Leurs semelles connaissaient trop bien les rues de Paris à présent. Jongler entre les quartiers chauds de la capitale avec tous ces sex-shops, ces cabarets, ces rues bondées de péripatéticiennes ; les rues peu rassurantes de Barbès, avec ces cancres adeptes de ventes au marché noir en bas de chez eux, des insultes résonnant dans l'enceinte des bâtiments peu entretenus et réputés pour contenir une assez grande quantité de familles défavorisées, tout cela les a fatigués. Ils ont couru, ils se sont baignés dans des fontaines, enflammaient des poubelles... Ils ont semé le chaos là où ils sont passés. D'ailleurs, Opium était tenté de succomber au charme de cette  dévergondée à la crinière ébène, aux courbes très peu cachées, une cigarette à la main et des cheveux ébouriffés, peu soignés... Cependant, Einsam l'a repris et l'a entraîné de nouveau dans leur défilé nocturne.
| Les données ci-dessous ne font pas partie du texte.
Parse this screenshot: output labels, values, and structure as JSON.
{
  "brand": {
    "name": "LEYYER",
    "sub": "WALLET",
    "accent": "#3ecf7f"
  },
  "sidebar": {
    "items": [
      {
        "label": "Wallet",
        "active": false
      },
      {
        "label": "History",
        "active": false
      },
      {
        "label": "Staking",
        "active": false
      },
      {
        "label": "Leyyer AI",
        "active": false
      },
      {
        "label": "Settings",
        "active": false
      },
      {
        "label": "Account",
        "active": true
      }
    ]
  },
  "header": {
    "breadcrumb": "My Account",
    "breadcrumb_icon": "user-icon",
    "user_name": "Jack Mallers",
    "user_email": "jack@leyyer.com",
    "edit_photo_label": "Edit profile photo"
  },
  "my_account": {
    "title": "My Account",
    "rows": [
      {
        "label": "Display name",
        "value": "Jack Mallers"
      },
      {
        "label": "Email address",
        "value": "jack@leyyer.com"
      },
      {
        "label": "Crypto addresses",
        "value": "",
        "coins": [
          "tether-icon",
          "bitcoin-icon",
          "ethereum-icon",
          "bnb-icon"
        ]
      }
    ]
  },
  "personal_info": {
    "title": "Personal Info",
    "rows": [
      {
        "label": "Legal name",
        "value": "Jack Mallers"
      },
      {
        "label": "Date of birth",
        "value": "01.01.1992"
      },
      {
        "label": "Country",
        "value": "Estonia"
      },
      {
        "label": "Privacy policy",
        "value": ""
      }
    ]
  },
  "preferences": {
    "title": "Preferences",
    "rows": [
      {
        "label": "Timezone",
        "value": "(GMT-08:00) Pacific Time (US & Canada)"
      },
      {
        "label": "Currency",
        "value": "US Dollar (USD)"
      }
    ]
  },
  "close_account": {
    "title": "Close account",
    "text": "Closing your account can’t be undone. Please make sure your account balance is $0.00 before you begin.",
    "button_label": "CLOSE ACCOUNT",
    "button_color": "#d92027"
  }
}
Ils ignoraient l'heure qu'il était, mais le changement de couleur du ciel leur a donné un indice. Il devait être six heures du matin. Ils n'ont pas fermé l'œil de la nuit, ils ont préféré courir sans but précis dans la ville lumière, quitte à se perdre dans tous ces coins identiques... Les Champs-Elysées les ont accueillis les bras grands ouverts. La place leur appartenait, ils marchaient sur les trottoirs interminables, là où des magasins de marque comblaient cet immense vide. La beauté ne se faisait pas désirer. Avec cette grande roue brillante, ces arbres taillés en carrés, des guirlandes en guise de parure sur leurs feuillages prêts à rendre l'âme, les Britanniques pensaient avoir trop consommé. Paris est une belle ville, si l'on est riche. Einsam a rencontré un bref moment de solitude, car le prénommé Zain devait impérativement s'absenter pour régler une petite affaire qui n'était autre que se repoudrer le nez. Il voulait conserver sa réserve de cocaïne, mais ses saignements de nez l'ont salement trahi.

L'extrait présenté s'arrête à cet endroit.